Fifty miles to the west, a third column, its men dressed in civilian clothes, crossed the border in chartered buses. After a stiff fight at the border town of Kikagati, they headed on to Mbarara, where they stormed the garrison of Uganda's 1,000-man Simba Battalion and, aided by some dissidents who switched allegiances, succeeded in driving the loyalist troops outbut only for the moment.
The Ugandans, who had taken their weapons with them, quickly regrouped. Outnumbering the rebels by 5 to 1, they blasted them out of the garrison in less than an hour, reportedly killing most of the insurgents. The invaders in Masaka did not fare much better. By late afternoon, Amin's armor and air force (which also bombed the Tanzanian city of Bukoba on Lake Victoria, killing ten persons) had forced the militia to retreat to a position a few miles from the border. Thus, within less than 24 hours last week, the exiles' best hopes of ousting Amin had been effectively dashed.

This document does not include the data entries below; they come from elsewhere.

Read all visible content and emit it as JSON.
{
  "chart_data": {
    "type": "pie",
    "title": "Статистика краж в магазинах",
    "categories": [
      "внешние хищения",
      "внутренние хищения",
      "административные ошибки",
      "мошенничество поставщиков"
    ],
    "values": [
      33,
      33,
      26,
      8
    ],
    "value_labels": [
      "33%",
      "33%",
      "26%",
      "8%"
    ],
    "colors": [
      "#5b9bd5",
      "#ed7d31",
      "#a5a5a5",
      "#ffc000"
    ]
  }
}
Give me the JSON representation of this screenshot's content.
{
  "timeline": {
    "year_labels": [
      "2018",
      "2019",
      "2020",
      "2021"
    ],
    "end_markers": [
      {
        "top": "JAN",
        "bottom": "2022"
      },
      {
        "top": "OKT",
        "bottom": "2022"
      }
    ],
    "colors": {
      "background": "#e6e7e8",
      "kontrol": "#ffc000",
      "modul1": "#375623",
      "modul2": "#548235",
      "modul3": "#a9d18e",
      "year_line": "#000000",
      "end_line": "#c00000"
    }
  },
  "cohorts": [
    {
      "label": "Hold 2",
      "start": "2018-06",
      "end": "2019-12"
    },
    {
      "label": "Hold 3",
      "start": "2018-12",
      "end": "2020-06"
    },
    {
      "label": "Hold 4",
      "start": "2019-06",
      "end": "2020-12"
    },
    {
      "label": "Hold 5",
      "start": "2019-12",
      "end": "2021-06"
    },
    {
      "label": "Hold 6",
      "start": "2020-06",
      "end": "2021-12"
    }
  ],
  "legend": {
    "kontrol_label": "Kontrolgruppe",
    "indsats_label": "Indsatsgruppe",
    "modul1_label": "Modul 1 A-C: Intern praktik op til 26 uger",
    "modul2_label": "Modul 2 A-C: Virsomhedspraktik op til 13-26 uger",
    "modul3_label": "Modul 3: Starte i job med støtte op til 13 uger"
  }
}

The invasion in retrospect was both futile and foolhardyin effect, an African Bay of Pigs. The pilot of an East African Airways DC-9, for example, was to have dropped a company of paracommandos into the northern Ugandan town of Gulu. Apparently he got lost during the night and was forced to land at the Kilimanjaro Airport. The plane was found the next morning, tires flat, fuel tank empty; the pilot and his troops had disappeared into the bush, unharmed but also unsuccessful. The rebels had also counted on large numbers of soldiers from Uganda's well-armed 12,000-man army joining in the rebellion. They were wrong.
The invasion threatened to touch off a bloodbath in Uganda. It could not only engulf the Asians, who have lived in fear since Amin ordered 50,000 of their number holding British citizenship to leave, but could also revive tribal warfare and turn into a protracted border war with Tanzania as well.